Opinion

Deaglán de Bréadún: Memorial may have to wait until a united Ireland

Then Taoiseach Enda Kenny at the unveiling of the Necrology Wall at Glasnevin Cemetery in Dublin in April 2016. Photo: PA
Then Taoiseach Enda Kenny at the unveiling of the Necrology Wall at Glasnevin Cemetery in Dublin in April 2016. Photo: PA Then Taoiseach Enda Kenny at the unveiling of the Necrology Wall at Glasnevin Cemetery in Dublin in April 2016. Photo: PA

THERE has been a lot of coverage of the decision by Dublin Cemeteries Trust to call off its project of listing the names of those who died in the 1916-23 Irish Revolution and Civil War on a memorial wall in Glasnevin Cemetery.

Every known fatality on both sides was being included, as well as civilians. However, because the names of police and British soldiers were appearing, the wall was subjected to attack on three occasions. Paint was thrown at it initially and a sledgehammer used later.

The day may come when such a memorial can be put in place without serious controversy. It won’t be today or tomorrow and might have to wait until a united Ireland is achieved by majority votes north and south.

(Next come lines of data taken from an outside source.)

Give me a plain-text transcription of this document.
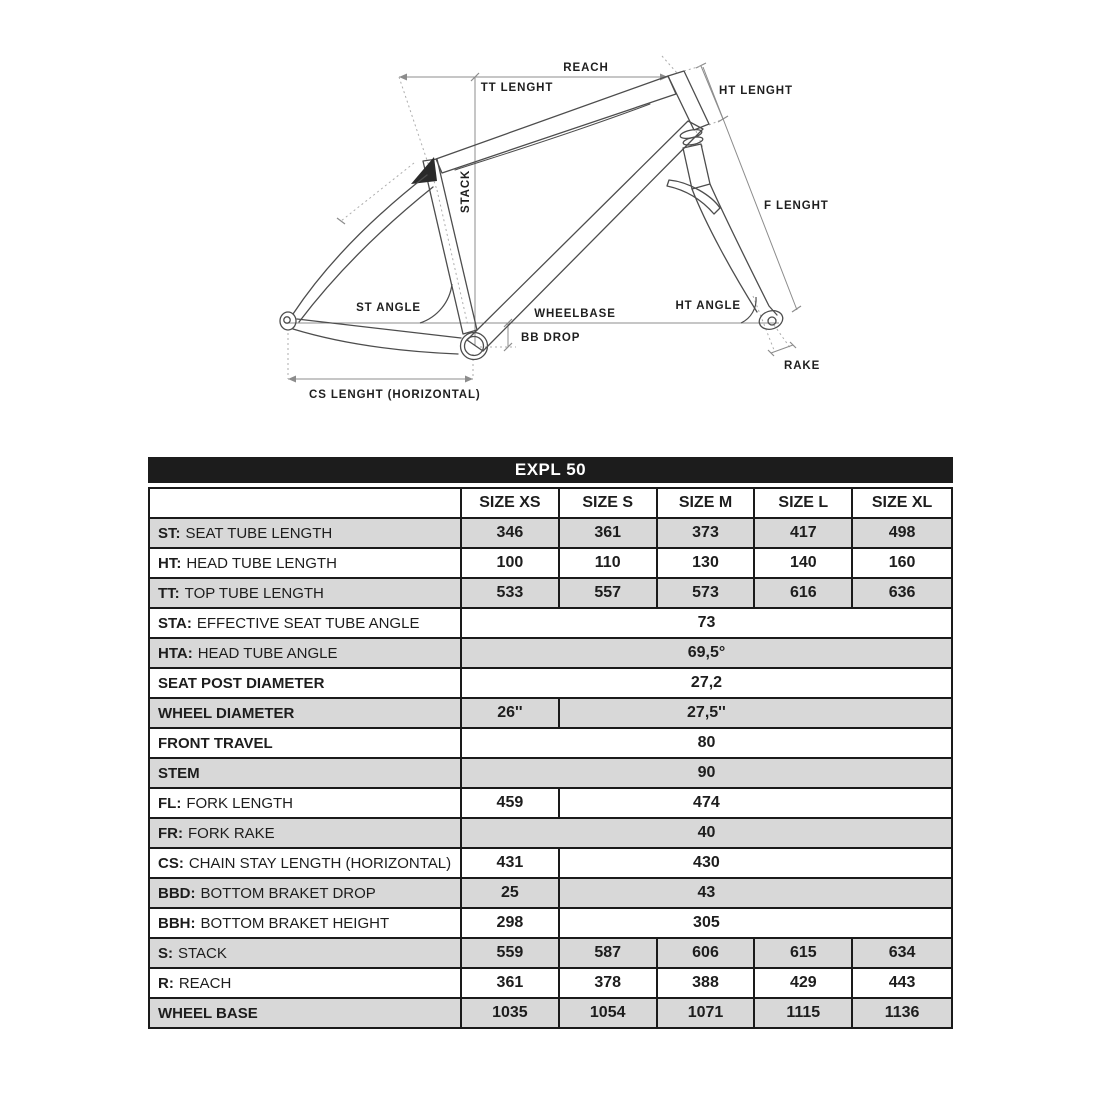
REACH
TT LENGHT	HT LENGHT
STACK	F LENGHT
ST ANGLE	WHEELBASE
BB DROP
HT ANGLE
RAKE
CS LENGHT (HORIZONTAL)
EXPL 50
SIZE XS	SIZE S	SIZE M	SIZE L	SIZE XL
ST: SEAT TUBE LENGTH	346	361	373	417	498
HT: HEAD TUBE LENGTH	100	110	130	140	160
TT: TOP TUBE LENGTH	533	557	573	616	636
STA: EFFECTIVE SEAT TUBE ANGLE	73
HTA: HEAD TUBE ANGLE	69,5°
SEAT POST DIAMETER	27,2
WHEEL DIAMETER	26''	27,5''
FRONT TRAVEL	80
STEM	90
FL: FORK LENGTH	459	474
FR: FORK RAKE	40
CS: CHAIN STAY LENGTH (HORIZONTAL)	431	430
BBD: BOTTOM BRAKET DROP	25	43
BBH: BOTTOM BRAKET HEIGHT	298	305
S: STACK	559	587	606	615	634
R: REACH	361	378	388	429	443
WHEEL BASE	1035	1054	1071	1115	1136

Even people who are not militant republicans found it hard to accept the inclusion of Black and Tans on the list, given the atrocities carried out by those participants in the conflict.

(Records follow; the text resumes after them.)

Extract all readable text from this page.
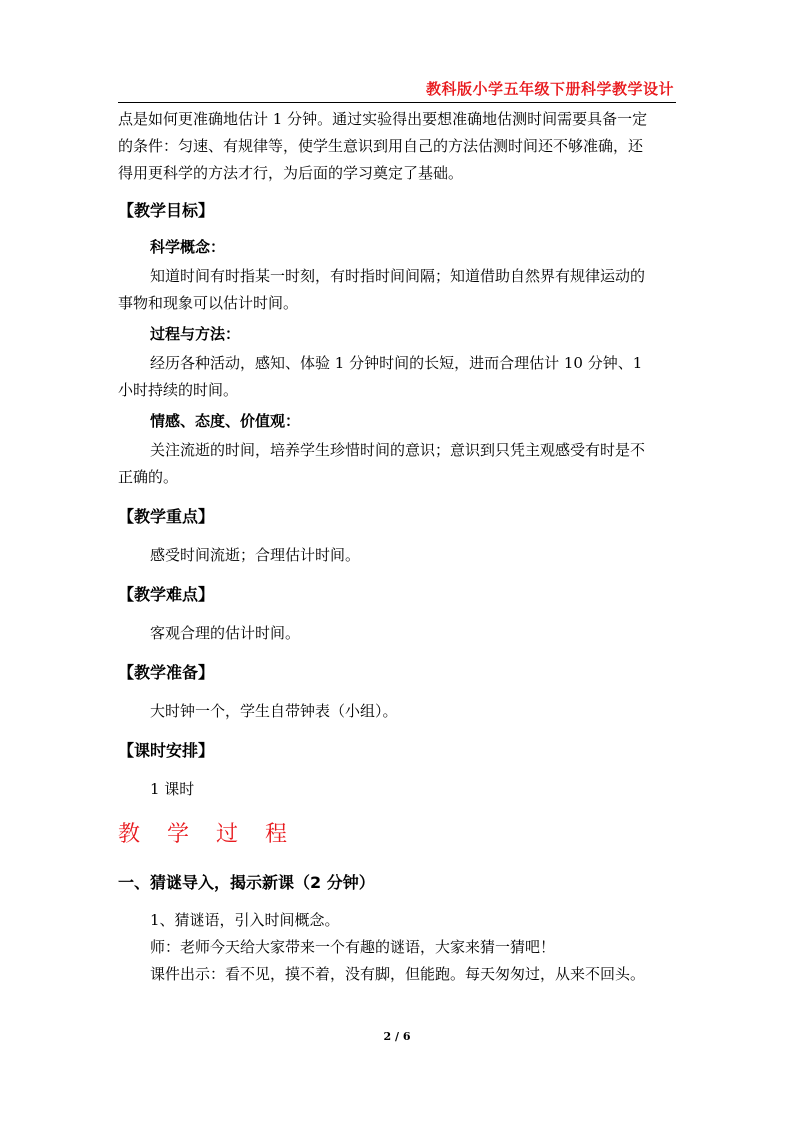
教科版小学五年级下册科学教学设计

点是如何更准确地估计 1 分钟。通过实验得出要想准确地估测时间需要具备一定

的条件：匀速、有规律等，使学生意识到用自己的方法估测时间还不够准确，还

得用更科学的方法才行，为后面的学习奠定了基础。

【教学目标】

科学概念：

知道时间有时指某一时刻，有时指时间间隔；知道借助自然界有规律运动的

事物和现象可以估计时间。

过程与方法：

经历各种活动，感知、体验 1 分钟时间的长短，进而合理估计 10 分钟、1

小时持续的时间。

情感、态度、价值观：

关注流逝的时间，培养学生珍惜时间的意识；意识到只凭主观感受有时是不

正确的。

【教学重点】

感受时间流逝；合理估计时间。

【教学难点】

客观合理的估计时间。

【教学准备】

大时钟一个，学生自带钟表（小组）。

【课时安排】

1 课时

教 学 过 程

一、猜谜导入，揭示新课（2 分钟）

1、猜谜语，引入时间概念。

师：老师今天给大家带来一个有趣的谜语，大家来猜一猜吧！

课件出示：看不见，摸不着，没有脚，但能跑。每天匆匆过，从来不回头。

2 / 6
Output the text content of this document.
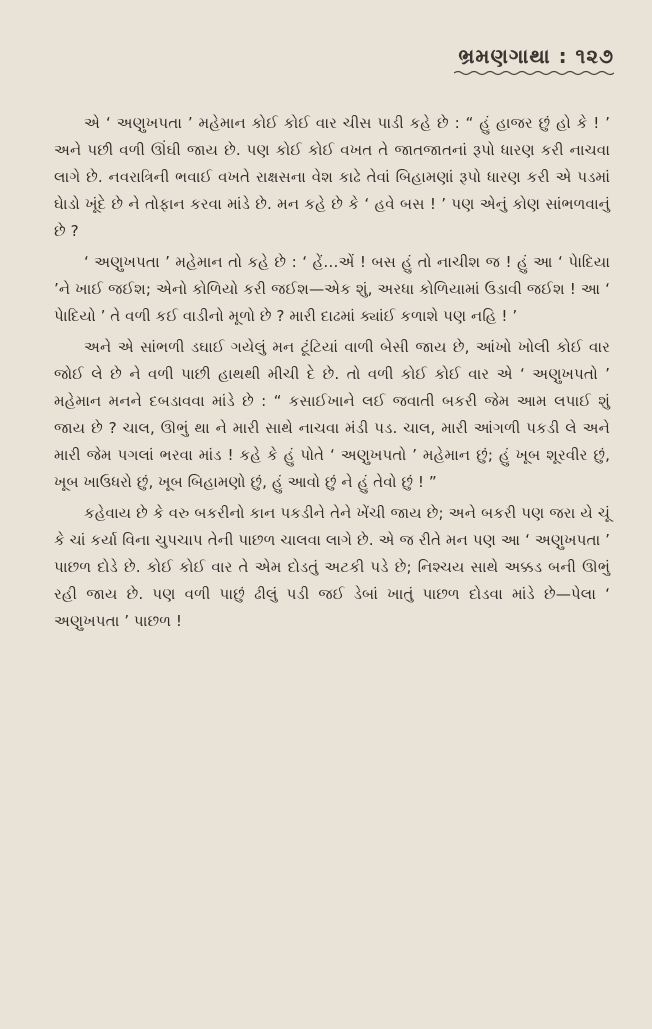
ભ્રમણગાથા : ૧૨૭

એ ‘ અણુખપતા ’ મહેમાન કોઈ કોઈ વાર ચીસ પાડી કહે છે : “ હું હાજર છું હો કે ! ’ અને પછી વળી ઊંઘી જાય છે. પણ કોઈ કોઈ વખત તે જાતજાતનાં રૂપો ધારણ કરી નાચવા લાગે છે. નવરાત્રિની ભવાઈ વખતે રાક્ષસના વેશ કાઢે તેવાં બિહામણાં રૂપો ધારણ કરી એ પડમાં ઘેાડો ખૂંદે છે ને તોફાન કરવા માંડે છે. મન કહે છે કે ‘ હવે બસ ! ’ પણ એનું કોણ સાંભળવાનું છે ?

‘ અણુખપતા ’ મહેમાન તો કહે છે : ‘ હેં…એં ! બસ હું તો નાચીશ જ ! હું આ ‘ પેાદિયા ’ને ખાઈ જઈશ; એનો કોળિયો કરી જઈશ—એક શું, અરધા કોળિયામાં ઉડાવી જઈશ ! આ ‘ પેાદિયો ’ તે વળી કઈ વાડીનો મૂળો છે ? મારી દાઢમાં ક્યાંઈ કળાશે પણ નહિ ! ’

અને એ સાંભળી ડઘાઈ ગયેલું મન ટૂંટિયાં વાળી બેસી જાય છે, આંખો ખોલી કોઈ વાર જોઈ લે છે ને વળી પાછી હાથથી મીચી દે છે. તો વળી કોઈ કોઈ વાર એ ‘ અણુખપતો ’ મહેમાન મનને દબડાવવા માંડે છે : “ કસાઈખાને લઈ જવાતી બકરી જેમ આમ લપાઈ શું જાય છે ? ચાલ, ઊભું થા ને મારી સાથે નાચવા મંડી પડ. ચાલ, મારી આંગળી પકડી લે અને મારી જેમ પગલાં ભરવા માંડ ! કહે કે હું પોતે ‘ અણુખપતો ’ મહેમાન છું; હું ખૂબ શૂરવીર છું, ખૂબ ખાઉધરો છું, ખૂબ બિહામણો છું, હું આવો છું ને હું તેવો છું ! ”

કહેવાય છે કે વરુ બકરીનો કાન પકડીને તેને ખેંચી જાય છે; અને બકરી પણ જરા યે ચૂં કે ચાં કર્યા વિના ચુપચાપ તેની પાછળ ચાલવા લાગે છે. એ જ રીતે મન પણ આ ‘ અણુખપતા ’ પાછળ દોડે છે. કોઈ કોઈ વાર તે એમ દોડતું અટકી પડે છે; નિશ્ચય સાથે અક્કડ બની ઊભું રહી જાય છે. પણ વળી પાછું ઢીલું પડી જઈ ડેબાં ખાતું પાછળ દોડવા માંડે છે—પેલા ‘ અણુખપતા ’ પાછળ !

The Necrology Wall was unveiled in April 2016 and was expected to include more than 4,000 names by the time it was finished. It was inspired by the Ring of Remembrance at Ablain-Saint-Nazaire in the north of France, which carries the names of 577,000 soldiers from both sides who were killed in the region during the First World War. Had I been consulted about the Glasnevin plan, I would have cited the Latin dictum ‘festina lente' (hasten slowly). A better approach might have been to confine the list to those who died in the 1916 Rising.

Casualties of the Rising would obviously include the leaders such as Patrick Pearse and others who were executed afterwards, along with Irish Volunteers who died in the fighting, as well as the civilian casualties – including so many children that it is hard to avoid questioning the decision to stage the revolt in the first place. Patrick Pearse was a teacher and I would be surprised if that aspect of the events did not bother him. Indeed, his surrender note to the British cited the need to “prevent the further slaughter of the civilian population”.

The sensitive bit would have been whether to include British soldiers and the police on the wall. The Black and Tans hadn’t yet been created, so there would be no question of having them on the list. However, there were members of the Dublin Metropolitan Police (an unarmed force), the Royal Irish Constabulary and the British Army whose lives came to a violent end in Easter Week. Putting their names on the wall would have caused a row and there could well have been some attacks on the structure, but the project might still have survived.

As far I can ascertain, there were 590 casualties in total at that time: 77 Irish volunteers, 139 crown forces (116 British soldiers plus 23 police) and 374 civilians including 38 children, i.e., those aged 16 years or under. In approximate terms, for every three combatants who were killed, five civilians died. RTÉ broadcaster Joe Duffy has written a book, ‘Children of the Rising: The untold story of the young lives lost during Easter 1916’ (Hachette Books Ireland), the first of whom was Sean Foster, a two-year-old shot in crossfire as he was being wheeled in a pram by his mother, Katie, on Dublin’s Church Street.

The biggest blow suffered by the British side was at Mount Street Bridge, where the Sherwood Foresters were ambushed, suffering 28 deaths and almost 200 wounded. A woman I knew, who was very active along with her husband in the fight for Irish independence, said afterwards in a sympathetic tone: “Those young fellows thought they were in France.”

When the Black and Tans came on the scene, they behaved appallingly badly. I have family roots on my mother’s side in County Galway and I’m told that the Tans raided the house: details are scarce, but they were presumably seeking a certain young family member who had become a freedom-fighter.

Last Sunday I paid a visit to Glasnevin Cemetery. After leaving a bunch of flowers at my parents’ grave, I had another look at the wall, which is located beside the grave of Michael Collins. The sight of the sheeting that covers hundreds of names, that are being removed, was a somewhat depressing experience: the actions that made this necessary do not represent the new island of Ireland that emerged from the Belfast/Good Friday Agreement.